Vaccine hesitancy sits at the centre of the NPA's concern. Parents deferring or refusing vaccines for their children — for a mix of reasons, from misinformation to inconvenience — has contributed to declining coverage. The NPA's position is that easier access through pharmacies could address some of that, by reducing barriers rather than waiting for attitudes to shift on their own.
Why it matters
Vaccination coverage is a public health number that gets political attention fast when it drops. When enough children in a population are unvaccinated, herd immunity erodes and diseases that had been brought under control begin circulating again. Flu is the immediate concern raised here, but the principle applies to other childhood vaccines too.
For community pharmacy, this is about scope and professional role as much as it is about public health. Pharmacists already hold Patient Group Directions and administer vaccines as a matter of routine for adults. Extending that to school-age children would represent a meaningful shift in what community pharmacy is commissioned to do — and would require pharmacists and their teams to be confident in consultation skills, screening for contraindications, and managing anxious parents as well as anxious children.

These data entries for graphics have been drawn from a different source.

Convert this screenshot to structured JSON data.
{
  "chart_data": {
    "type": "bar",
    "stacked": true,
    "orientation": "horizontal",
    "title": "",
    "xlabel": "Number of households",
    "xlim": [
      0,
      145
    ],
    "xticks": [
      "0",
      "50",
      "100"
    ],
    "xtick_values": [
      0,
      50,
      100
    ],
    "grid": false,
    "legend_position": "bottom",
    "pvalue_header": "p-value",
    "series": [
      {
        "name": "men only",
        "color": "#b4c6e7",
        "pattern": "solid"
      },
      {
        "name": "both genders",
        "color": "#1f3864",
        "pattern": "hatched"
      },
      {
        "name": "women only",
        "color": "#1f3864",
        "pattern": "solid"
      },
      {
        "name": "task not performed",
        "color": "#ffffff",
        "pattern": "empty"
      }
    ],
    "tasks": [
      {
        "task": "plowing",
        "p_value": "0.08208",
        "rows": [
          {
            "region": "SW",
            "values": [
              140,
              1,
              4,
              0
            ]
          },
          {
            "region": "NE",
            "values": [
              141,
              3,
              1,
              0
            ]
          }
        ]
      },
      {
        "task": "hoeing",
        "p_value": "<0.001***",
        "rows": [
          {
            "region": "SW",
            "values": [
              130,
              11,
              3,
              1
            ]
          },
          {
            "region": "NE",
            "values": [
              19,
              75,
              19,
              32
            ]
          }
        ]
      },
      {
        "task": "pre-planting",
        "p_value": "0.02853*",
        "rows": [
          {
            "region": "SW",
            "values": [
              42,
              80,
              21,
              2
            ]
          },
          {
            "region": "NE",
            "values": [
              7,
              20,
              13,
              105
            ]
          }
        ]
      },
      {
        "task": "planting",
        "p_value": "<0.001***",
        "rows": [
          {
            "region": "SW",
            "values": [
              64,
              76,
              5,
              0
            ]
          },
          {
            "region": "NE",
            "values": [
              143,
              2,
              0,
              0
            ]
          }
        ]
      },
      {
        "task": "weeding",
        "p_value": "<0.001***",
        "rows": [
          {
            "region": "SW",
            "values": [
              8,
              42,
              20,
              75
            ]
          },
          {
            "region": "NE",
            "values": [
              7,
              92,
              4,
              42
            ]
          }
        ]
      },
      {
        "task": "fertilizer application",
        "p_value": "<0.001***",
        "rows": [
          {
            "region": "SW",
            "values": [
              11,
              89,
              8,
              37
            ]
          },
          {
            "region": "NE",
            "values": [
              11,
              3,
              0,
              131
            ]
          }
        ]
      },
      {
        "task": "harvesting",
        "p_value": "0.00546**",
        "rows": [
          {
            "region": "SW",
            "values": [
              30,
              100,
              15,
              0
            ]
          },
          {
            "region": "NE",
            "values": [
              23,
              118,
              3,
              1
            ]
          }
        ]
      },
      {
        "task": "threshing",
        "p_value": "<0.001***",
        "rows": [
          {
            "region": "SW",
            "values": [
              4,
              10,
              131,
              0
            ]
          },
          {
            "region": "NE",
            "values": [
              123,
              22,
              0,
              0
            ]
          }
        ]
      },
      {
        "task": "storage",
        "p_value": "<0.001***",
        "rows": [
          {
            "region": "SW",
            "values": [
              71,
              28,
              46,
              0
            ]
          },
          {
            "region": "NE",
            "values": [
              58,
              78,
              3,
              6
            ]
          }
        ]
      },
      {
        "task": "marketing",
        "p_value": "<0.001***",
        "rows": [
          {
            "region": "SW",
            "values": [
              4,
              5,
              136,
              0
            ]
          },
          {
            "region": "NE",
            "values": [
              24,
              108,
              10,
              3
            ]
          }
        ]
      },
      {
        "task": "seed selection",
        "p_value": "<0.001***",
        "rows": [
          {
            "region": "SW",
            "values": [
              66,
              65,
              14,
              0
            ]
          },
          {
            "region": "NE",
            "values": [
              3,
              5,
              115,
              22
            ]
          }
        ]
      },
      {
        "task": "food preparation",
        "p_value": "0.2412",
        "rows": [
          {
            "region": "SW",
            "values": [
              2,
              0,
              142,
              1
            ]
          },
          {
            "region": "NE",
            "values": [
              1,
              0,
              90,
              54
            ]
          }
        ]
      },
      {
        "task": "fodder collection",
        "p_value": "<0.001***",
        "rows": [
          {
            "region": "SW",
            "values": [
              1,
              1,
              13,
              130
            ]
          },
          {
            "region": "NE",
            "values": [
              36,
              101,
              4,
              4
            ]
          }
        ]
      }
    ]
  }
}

Vaccine hesitancy is something pharmacy staff encounter directly at the counter and during consultations. A parent asking whether the nasal flu spray is safe, whether their child really needs it, or whether it contains live virus — these are questions that require a pharmacist to give an accurate, patient, evidence-based answer under time pressure. The NPA's push to expand pharmacy's role in this space only makes those conversations more frequent and more consequential.
There is also a commissioning angle. NHS England and integrated care boards decide which services pharmacies can provide and get paid for. The NPA is, in effect, lobbying for a new commissioned service. Whether or not that happens in the near term, the direction of travel is clearly towards pharmacies taking on more preventative health work — and vaccination is one of the most established examples of that.
GPhC exam relevance
The GPhC Common Registration Assessment tests applied knowledge, not memory of current events. But vaccination sits firmly within the clinical knowledge and professional practice areas that appear in the assessment.

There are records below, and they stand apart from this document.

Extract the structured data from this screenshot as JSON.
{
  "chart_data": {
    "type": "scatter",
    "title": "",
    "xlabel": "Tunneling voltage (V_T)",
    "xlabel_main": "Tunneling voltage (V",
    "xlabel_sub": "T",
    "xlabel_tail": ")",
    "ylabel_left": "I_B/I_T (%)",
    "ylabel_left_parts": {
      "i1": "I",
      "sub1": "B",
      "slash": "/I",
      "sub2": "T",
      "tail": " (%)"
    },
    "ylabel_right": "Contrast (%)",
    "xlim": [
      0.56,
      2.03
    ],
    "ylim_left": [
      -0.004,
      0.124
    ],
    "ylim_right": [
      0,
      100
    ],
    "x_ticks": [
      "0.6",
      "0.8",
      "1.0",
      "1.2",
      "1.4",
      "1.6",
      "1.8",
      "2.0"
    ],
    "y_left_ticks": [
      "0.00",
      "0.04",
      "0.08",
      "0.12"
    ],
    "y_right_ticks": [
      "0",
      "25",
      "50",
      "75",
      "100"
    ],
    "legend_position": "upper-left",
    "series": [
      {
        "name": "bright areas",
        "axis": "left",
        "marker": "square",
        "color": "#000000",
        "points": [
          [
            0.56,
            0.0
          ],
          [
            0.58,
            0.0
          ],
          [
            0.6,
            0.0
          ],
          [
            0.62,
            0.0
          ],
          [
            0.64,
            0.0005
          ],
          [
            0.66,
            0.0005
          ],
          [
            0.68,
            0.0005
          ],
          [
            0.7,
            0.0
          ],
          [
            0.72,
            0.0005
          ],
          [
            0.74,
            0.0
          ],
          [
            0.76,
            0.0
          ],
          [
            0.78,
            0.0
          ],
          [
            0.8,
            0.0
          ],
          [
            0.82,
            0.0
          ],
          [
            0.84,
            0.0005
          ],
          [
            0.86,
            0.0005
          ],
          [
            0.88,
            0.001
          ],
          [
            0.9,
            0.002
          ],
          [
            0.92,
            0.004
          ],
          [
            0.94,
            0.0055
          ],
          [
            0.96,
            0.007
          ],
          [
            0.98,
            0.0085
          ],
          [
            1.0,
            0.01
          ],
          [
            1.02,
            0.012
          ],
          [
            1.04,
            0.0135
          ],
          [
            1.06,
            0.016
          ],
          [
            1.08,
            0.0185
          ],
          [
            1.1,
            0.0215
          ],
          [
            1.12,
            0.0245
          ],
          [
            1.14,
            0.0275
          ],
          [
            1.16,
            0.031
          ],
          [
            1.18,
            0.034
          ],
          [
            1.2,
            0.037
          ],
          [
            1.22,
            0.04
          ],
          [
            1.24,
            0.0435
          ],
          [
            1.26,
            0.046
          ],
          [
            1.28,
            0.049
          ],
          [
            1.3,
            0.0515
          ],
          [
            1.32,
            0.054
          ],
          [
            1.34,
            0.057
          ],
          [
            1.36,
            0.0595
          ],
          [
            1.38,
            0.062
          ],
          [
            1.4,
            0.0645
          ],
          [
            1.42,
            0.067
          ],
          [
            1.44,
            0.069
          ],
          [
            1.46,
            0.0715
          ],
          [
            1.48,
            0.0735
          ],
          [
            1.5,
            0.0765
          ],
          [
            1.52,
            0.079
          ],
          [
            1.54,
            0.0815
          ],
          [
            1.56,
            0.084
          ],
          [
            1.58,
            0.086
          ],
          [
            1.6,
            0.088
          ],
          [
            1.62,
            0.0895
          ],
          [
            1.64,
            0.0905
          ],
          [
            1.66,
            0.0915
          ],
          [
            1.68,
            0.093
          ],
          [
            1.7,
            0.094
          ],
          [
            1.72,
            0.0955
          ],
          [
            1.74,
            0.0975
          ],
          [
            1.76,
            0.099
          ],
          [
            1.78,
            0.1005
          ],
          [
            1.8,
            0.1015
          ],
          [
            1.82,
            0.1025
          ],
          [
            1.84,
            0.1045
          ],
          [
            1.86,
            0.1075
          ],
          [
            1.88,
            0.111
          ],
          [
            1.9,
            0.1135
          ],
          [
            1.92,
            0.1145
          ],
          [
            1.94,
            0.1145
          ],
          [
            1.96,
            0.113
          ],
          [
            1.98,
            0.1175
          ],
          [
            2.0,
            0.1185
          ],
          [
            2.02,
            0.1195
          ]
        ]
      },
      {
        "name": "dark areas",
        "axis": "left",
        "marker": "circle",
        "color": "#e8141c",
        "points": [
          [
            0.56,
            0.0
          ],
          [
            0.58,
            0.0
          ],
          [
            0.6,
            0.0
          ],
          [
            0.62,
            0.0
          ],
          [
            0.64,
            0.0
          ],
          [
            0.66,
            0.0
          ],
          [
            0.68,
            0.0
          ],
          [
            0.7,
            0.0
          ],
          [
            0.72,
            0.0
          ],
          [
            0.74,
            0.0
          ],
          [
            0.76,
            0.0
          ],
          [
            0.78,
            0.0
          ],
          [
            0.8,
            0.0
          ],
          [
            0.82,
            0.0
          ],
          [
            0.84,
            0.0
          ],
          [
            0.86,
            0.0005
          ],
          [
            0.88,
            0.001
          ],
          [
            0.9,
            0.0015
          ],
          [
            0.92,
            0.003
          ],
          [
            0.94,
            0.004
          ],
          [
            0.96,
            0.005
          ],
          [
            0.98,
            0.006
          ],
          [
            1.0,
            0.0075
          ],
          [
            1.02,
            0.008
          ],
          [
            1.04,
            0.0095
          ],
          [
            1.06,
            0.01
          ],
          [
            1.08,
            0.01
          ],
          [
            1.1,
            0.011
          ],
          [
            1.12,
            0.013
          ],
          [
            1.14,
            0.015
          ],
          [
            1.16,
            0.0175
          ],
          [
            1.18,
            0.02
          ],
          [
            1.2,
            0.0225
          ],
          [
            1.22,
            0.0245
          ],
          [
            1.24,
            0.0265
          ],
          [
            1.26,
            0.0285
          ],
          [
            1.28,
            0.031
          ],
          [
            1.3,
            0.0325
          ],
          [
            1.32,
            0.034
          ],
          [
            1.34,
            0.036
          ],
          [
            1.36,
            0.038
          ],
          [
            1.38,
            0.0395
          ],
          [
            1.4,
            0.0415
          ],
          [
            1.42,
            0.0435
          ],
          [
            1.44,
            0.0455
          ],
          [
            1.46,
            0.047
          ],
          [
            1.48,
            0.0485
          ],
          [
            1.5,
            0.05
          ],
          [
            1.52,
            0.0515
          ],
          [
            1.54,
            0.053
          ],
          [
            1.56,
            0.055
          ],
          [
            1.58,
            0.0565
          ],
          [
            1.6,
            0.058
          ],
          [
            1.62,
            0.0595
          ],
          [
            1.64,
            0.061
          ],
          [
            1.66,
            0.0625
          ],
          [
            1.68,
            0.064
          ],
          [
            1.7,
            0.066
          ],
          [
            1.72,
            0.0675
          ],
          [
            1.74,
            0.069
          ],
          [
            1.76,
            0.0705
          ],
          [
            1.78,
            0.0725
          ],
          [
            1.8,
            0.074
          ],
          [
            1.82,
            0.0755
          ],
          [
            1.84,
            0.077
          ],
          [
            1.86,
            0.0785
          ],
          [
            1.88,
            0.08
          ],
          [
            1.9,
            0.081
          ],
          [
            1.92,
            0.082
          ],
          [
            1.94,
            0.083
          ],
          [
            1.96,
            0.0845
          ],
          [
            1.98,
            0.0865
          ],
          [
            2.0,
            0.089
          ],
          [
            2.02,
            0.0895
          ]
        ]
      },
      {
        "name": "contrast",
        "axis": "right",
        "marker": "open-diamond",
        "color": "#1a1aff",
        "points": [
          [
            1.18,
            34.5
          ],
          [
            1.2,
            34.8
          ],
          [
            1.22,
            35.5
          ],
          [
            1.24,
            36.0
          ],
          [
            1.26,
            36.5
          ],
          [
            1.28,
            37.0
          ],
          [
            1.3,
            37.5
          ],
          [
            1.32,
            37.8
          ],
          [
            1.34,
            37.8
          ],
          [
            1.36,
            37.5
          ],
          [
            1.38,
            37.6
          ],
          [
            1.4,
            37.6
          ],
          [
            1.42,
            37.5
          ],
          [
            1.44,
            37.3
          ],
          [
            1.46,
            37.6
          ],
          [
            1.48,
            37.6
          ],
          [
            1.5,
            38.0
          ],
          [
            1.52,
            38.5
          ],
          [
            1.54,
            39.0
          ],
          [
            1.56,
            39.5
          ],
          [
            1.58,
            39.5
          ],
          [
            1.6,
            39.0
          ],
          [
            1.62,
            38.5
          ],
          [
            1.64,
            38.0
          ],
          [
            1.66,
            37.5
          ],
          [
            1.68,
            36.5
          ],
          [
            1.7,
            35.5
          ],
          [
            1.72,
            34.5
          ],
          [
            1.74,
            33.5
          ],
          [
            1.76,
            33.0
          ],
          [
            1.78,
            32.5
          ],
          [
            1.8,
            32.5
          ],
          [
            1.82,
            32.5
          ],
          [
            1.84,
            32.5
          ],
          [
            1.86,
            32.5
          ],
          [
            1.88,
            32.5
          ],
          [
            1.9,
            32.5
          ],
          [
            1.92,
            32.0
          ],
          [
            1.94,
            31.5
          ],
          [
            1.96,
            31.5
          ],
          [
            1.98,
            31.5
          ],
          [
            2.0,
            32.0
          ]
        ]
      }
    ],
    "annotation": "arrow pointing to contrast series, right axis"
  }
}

For clinical knowledge: you need to understand the childhood immunisation schedule, the vaccines within it, the route of administration, common adverse effects, and contraindications. The live attenuated nasal flu vaccine, for instance, has specific contraindications including immunosuppression and egg allergy in certain formulations. Being able to reason through whether a specific patient is suitable for a specific vaccine is the kind of applied question the assessment is designed to test.
For professional practice: vaccine hesitancy sits in the communication and person-centred care space. How do you respond to a parent who is uncertain or resistant? How do you present evidence without being dismissive? How do you document a conversation where a patient or their parent declines a recommended treatment? These are not abstract questions — they reflect real practice, and the assessment expects candidates to handle them appropriately.
Consent adds another layer when the patient is a child. Gillick competence, Fraser guidelines, and the role of parents or guardians in decision-making for minors are all areas where pharmacy candidates need a working understanding. A scenario involving a 15-year-old asking about their flu vaccine, or a parent refusing on behalf of a younger child, could reasonably appear in the assessment.
Patient Group Directions are the legal mechanism through which most pharmacy vaccination services operate. Knowing what a PGD is, what it allows, and what falls outside its scope is a practical requirement for anyone working in a pharmacy that offers vaccination services.
What's next
Watch for any NHS England or NHSBSA response to the NPA's proposal. If integrated care boards start piloting pharmacy-delivered childhood vaccination in specific regions, that will signal whether the idea is gaining traction beyond a position statement.
For your exam preparation: make sure your knowledge of the childhood immunisation schedule is current. Know the vaccines, the ages at which they're given, the routes, and the key contraindications. The BNF and UKHSA Green Book are the authoritative sources here — the Green Book in particular is the reference document used in practice for vaccination decisions.
If you're currently on placement in a pharmacy that offers flu or other vaccination services, pay attention to the screening questions used before administration. Those questions exist for clinical reasons, and understanding why each one is there will serve you better than memorising a checklist.